Wheat variety choice has lasting effect on soil health

Scientists investigating how to control take-all have discovered the first wheat variety choice can have a lasting effect on soil health, making it a more hostile environment for the following cereal crop.

Take-all is a wheat disease that affects plant roots, and researchers at Rothamsted, funded by Defra, have found the choice of first wheat variety can increase yields of the second wheat by up to 2.5t/ha.

The higher yield was seen when selecting specific varieties that were more resistant to take-all disease.

See also: How to make second wheat profitable

But little was known about how this affected soil biology, and this was the aim of a follow-on project led by molecular microbiology project leader Jake Malone and Tim Mauchline at the John Innes Centre.

They found changes in soil biology resulting from the variety grown in the first year completely overrode any expected benefits from the second year’s crop.

“It means that variety choice in year one affects soil health and could have long-lasting effects on yields in subsequent years.”

The BBSRC-funded project examined the abundance and the genetic structure of an important beneficial soil microbe, Pseudomonas fluorescens. Different strains are responsible for boosting plant growth and protecting crops against harmful diseases.

Both the total amount of pseudomonas in the soil and the nature of the strains of this microbe present were strongly influenced by the type of wheat grown a year earlier, says Dr Malone.
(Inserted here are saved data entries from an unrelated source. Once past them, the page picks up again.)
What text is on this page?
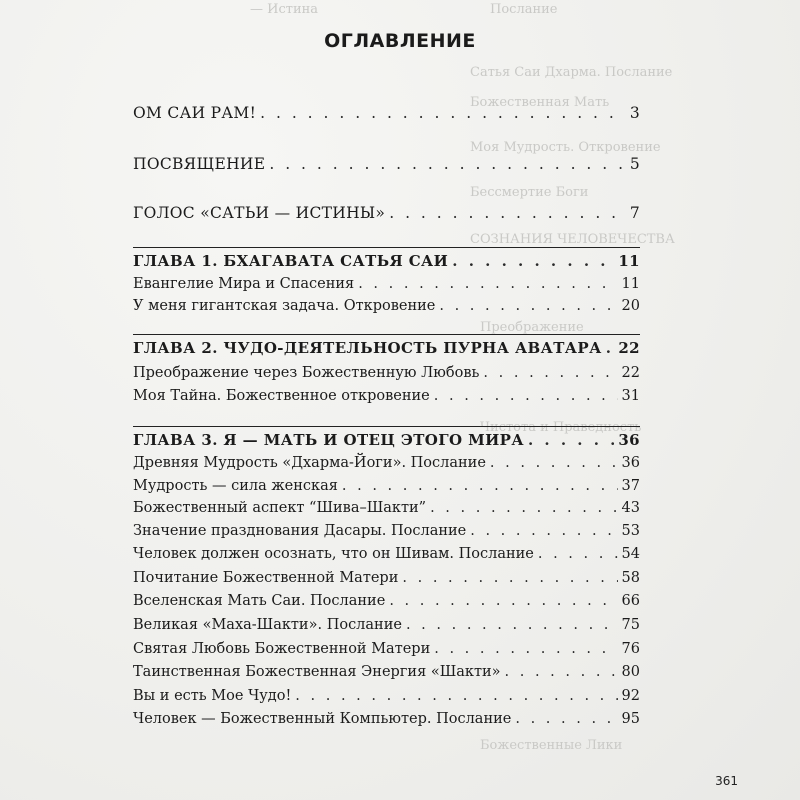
— Истина	Послание
Сатья Саи Дхарма. Послание
Божественная Мать
Моя Мудрость. Откровение
Бессмертие Боги
СОЗНАНИЯ ЧЕЛОВЕЧЕСТВА
Преображение
Чистота и Праведность
Божественные Лики
ОГЛАВЛЕНИЕ
ОМ САИ РАМ! . . .	3
ПОСВЯЩЕНИЕ . . .	5
ГОЛОС «САТЬИ — ИСТИНЫ» . . .	7
ГЛАВА 1. БХАГАВАТА САТЬЯ САИ . . .	11
Евангелие Мира и Спасения . . .	11
У меня гигантская задача. Откровение . . .	20
ГЛАВА 2. ЧУДО-ДЕЯТЕЛЬНОСТЬ ПУРНА АВАТАРА . . . 22
Преображение через Божественную Любовь . . .	22
Моя Тайна. Божественное откровение . . .	31
ГЛАВА 3. Я — МАТЬ И ОТЕЦ ЭТОГО МИРА . . .	36
Древняя Мудрость «Дхарма-Йоги». Послание . . .	36
Мудрость — сила женская . . .	37
Божественный аспект “Шива–Шакти” . . .	43
Значение празднования Дасары. Послание . . .	53
Человек должен осознать, что он Шивам. Послание . . .	54
Почитание Божественной Матери . . .	58
Вселенская Мать Саи. Послание . . .	66
Великая «Маха-Шакти». Послание . . .	75
Святая Любовь Божественной Матери . . .	76
Таинственная Божественная Энергия «Шакти» . . .	80
Вы и есть Мое Чудо! . . .	92
Человек — Божественный Компьютер. Послание . . .	95
361
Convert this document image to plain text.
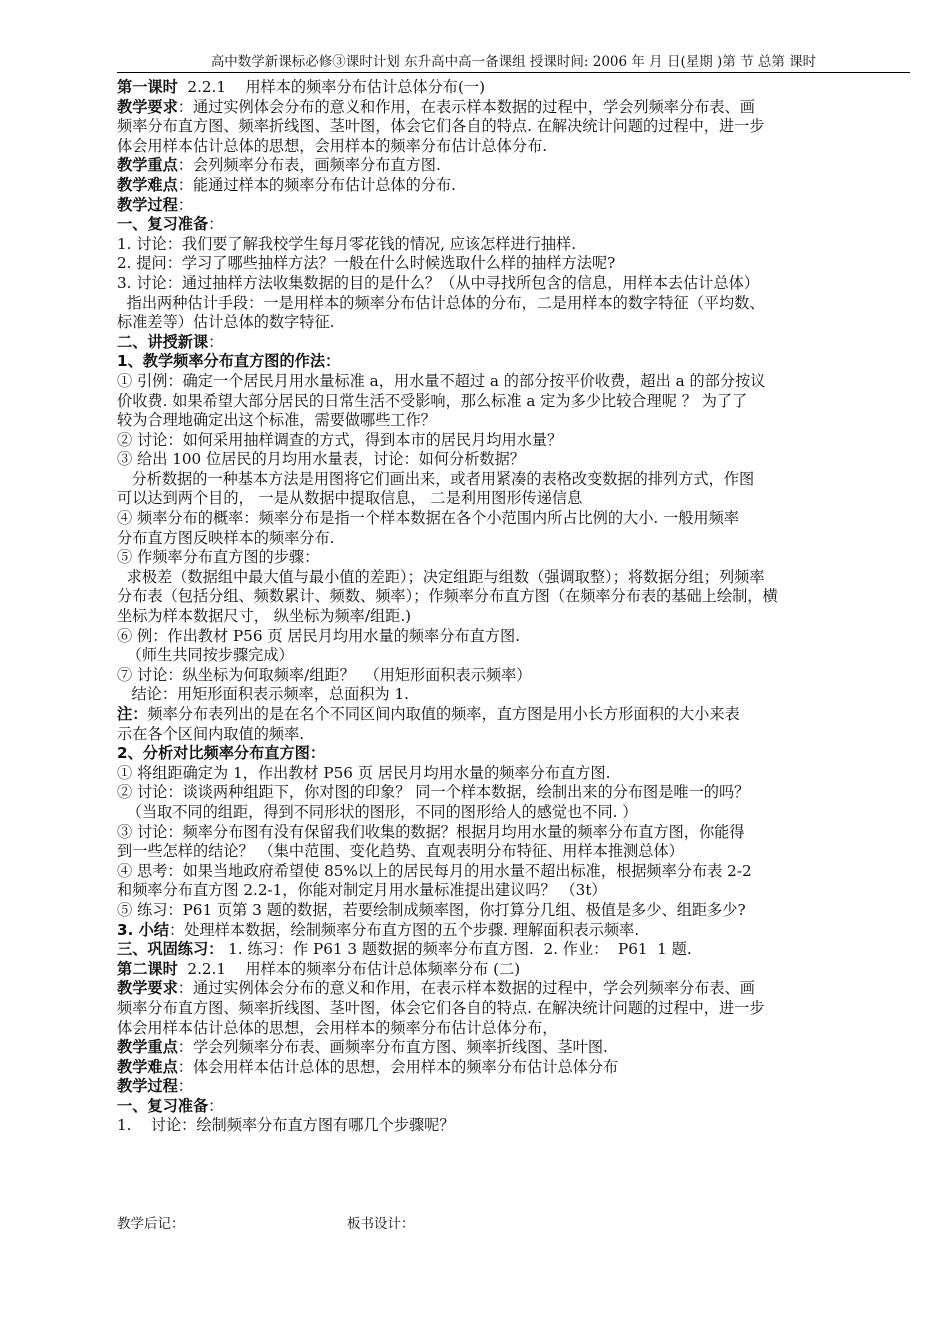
高中数学新课标必修③课时计划 东升高中高一备课组 授课时间: 2006 年 月 日(星期 )第 节 总第 课时
第一课时  2.2.1    用样本的频率分布估计总体分布(一)
教学要求：通过实例体会分布的意义和作用，在表示样本数据的过程中，学会列频率分布表、画
频率分布直方图、频率折线图、茎叶图，体会它们各自的特点. 在解决统计问题的过程中，进一步
体会用样本估计总体的思想，会用样本的频率分布估计总体分布.
教学重点：会列频率分布表，画频率分布直方图.
教学难点：能通过样本的频率分布估计总体的分布.
教学过程：
一、复习准备：
1. 讨论：我们要了解我校学生每月零花钱的情况, 应该怎样进行抽样.
2. 提问：学习了哪些抽样方法？一般在什么时候选取什么样的抽样方法呢?
3. 讨论：通过抽样方法收集数据的目的是什么？（从中寻找所包含的信息，用样本去估计总体）
指出两种估计手段：一是用样本的频率分布估计总体的分布，二是用样本的数字特征（平均数、
标准差等）估计总体的数字特征.
二、讲授新课：
1、教学频率分布直方图的作法：
① 引例：确定一个居民月用水量标准 a，用水量不超过 a 的部分按平价收费，超出 a 的部分按议
价收费. 如果希望大部分居民的日常生活不受影响，那么标准 a 定为多少比较合理呢 ？ 为了了
较为合理地确定出这个标准，需要做哪些工作？
② 讨论：如何采用抽样调查的方式，得到本市的居民月均用水量？
③ 给出 100 位居民的月均用水量表，讨论：如何分析数据？
分析数据的一种基本方法是用图将它们画出来，或者用紧凑的表格改变数据的排列方式，作图
可以达到两个目的， 一是从数据中提取信息， 二是利用图形传递信息
④ 频率分布的概率：频率分布是指一个样本数据在各个小范围内所占比例的大小. 一般用频率
分布直方图反映样本的频率分布.
⑤ 作频率分布直方图的步骤：
求极差（数据组中最大值与最小值的差距）；决定组距与组数（强调取整）；将数据分组；列频率
分布表（包括分组、频数累计、频数、频率）；作频率分布直方图（在频率分布表的基础上绘制，横
坐标为样本数据尺寸， 纵坐标为频率/组距.)
⑥ 例：作出教材 P56 页 居民月均用水量的频率分布直方图.
（师生共同按步骤完成）
⑦ 讨论：纵坐标为何取频率/组距？  （用矩形面积表示频率）
结论：用矩形面积表示频率，总面积为 1.
注：频率分布表列出的是在名个不同区间内取值的频率，直方图是用小长方形面积的大小来表
示在各个区间内取值的频率.
2、分析对比频率分布直方图：
① 将组距确定为 1，作出教材 P56 页 居民月均用水量的频率分布直方图.
② 讨论：谈谈两种组距下，你对图的印象？ 同一个样本数据，绘制出来的分布图是唯一的吗？
（当取不同的组距，得到不同形状的图形，不同的图形给人的感觉也不同. ）
③ 讨论：频率分布图有没有保留我们收集的数据？根据月均用水量的频率分布直方图，你能得
到一些怎样的结论？ （集中范围、变化趋势、直观表明分布特征、用样本推测总体）
④ 思考：如果当地政府希望使 85%以上的居民每月的用水量不超出标准，根据频率分布表 2-2
和频率分布直方图 2.2-1，你能对制定月用水量标准提出建议吗？ （3t）
⑤ 练习：P61 页第 3 题的数据，若要绘制成频率图，你打算分几组、极值是多少、组距多少?
3. 小结：处理样本数据，绘制频率分布直方图的五个步骤. 理解面积表示频率.
三、巩固练习： 1. 练习：作 P61 3 题数据的频率分布直方图.  2. 作业：  P61  1 题.
第二课时  2.2.1    用样本的频率分布估计总体频率分布 (二)
教学要求：通过实例体会分布的意义和作用，在表示样本数据的过程中，学会列频率分布表、画
频率分布直方图、频率折线图、茎叶图，体会它们各自的特点. 在解决统计问题的过程中，进一步
体会用样本估计总体的思想，会用样本的频率分布估计总体分布，
教学重点：学会列频率分布表、画频率分布直方图、频率折线图、茎叶图.
教学难点：体会用样本估计总体的思想，会用样本的频率分布估计总体分布
教学过程：
一、复习准备：
1.    讨论：绘制频率分布直方图有哪几个步骤呢？
教学后记：	板书设计：
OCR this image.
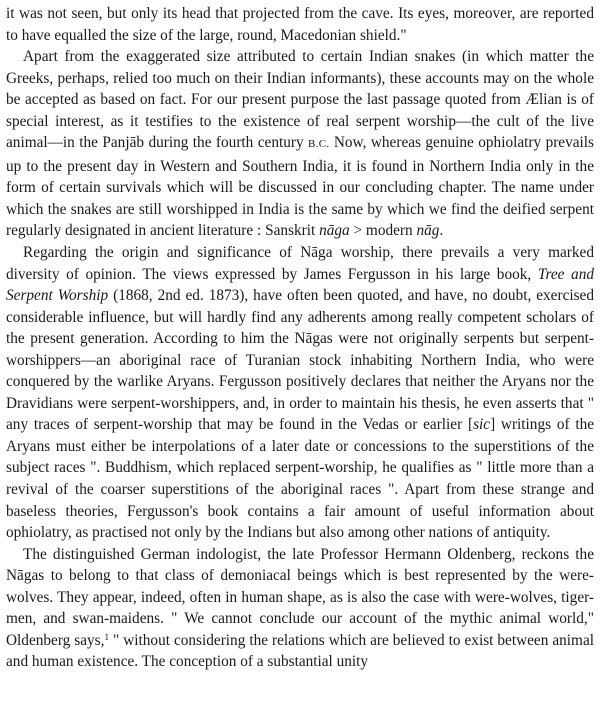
it was not seen, but only its head that projected from the cave. Its eyes, moreover, are reported to have equalled the size of the large, round, Macedonian shield."

Apart from the exaggerated size attributed to certain Indian snakes (in which matter the Greeks, perhaps, relied too much on their Indian informants), these accounts may on the whole be accepted as based on fact. For our present purpose the last passage quoted from Ælian is of special interest, as it testifies to the existence of real serpent worship—the cult of the live animal—in the Panjāb during the fourth century B.C. Now, whereas genuine ophiolatry prevails up to the present day in Western and Southern India, it is found in Northern India only in the form of certain survivals which will be discussed in our concluding chapter. The name under which the snakes are still worshipped in India is the same by which we find the deified serpent regularly designated in ancient literature : Sanskrit nāga > modern nāg.

Regarding the origin and significance of Nāga worship, there prevails a very marked diversity of opinion. The views expressed by James Fergusson in his large book, Tree and Serpent Worship (1868, 2nd ed. 1873), have often been quoted, and have, no doubt, exercised considerable influence, but will hardly find any adherents among really competent scholars of the present generation. According to him the Nāgas were not originally serpents but serpent-worshippers—an aboriginal race of Turanian stock inhabiting Northern India, who were conquered by the warlike Aryans. Fergusson positively declares that neither the Aryans nor the Dravidians were serpent-worshippers, and, in order to maintain his thesis, he even asserts that " any traces of serpent-worship that may be found in the Vedas or earlier [sic] writings of the Aryans must either be interpolations of a later date or concessions to the superstitions of the subject races ". Buddhism, which replaced serpent-worship, he qualifies as " little more than a revival of the coarser superstitions of the aboriginal races ". Apart from these strange and baseless theories, Fergusson's book contains a fair amount of useful information about ophiolatry, as practised not only by the Indians but also among other nations of antiquity.

The distinguished German indologist, the late Professor Hermann Oldenberg, reckons the Nāgas to belong to that class of demoniacal beings which is best represented by the were-wolves. They appear, indeed, often in human shape, as is also the case with were-wolves, tiger-men, and swan-maidens. " We cannot conclude our account of the mythic animal world," Oldenberg says,$^1$ " without considering the relations which are believed to exist between animal and human existence. The conception of a substantial unity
Growing wheat with a high associated level of take-all led to a greater abundance of pseudomonas, and seemed to select for strains that take an aggressive approach to other bugs, wiping out other soil bacterial species in lab tests. 

“We knew that plants and microbes in the soil interact in a multitude of ways, but we didn’t realise just what an effect growing different varieties of the same crop could have on the communities of microbes living in soil.”

The project is ongoing and the team hopes to help identify the optimum strategy to promote soil health and counter take-all.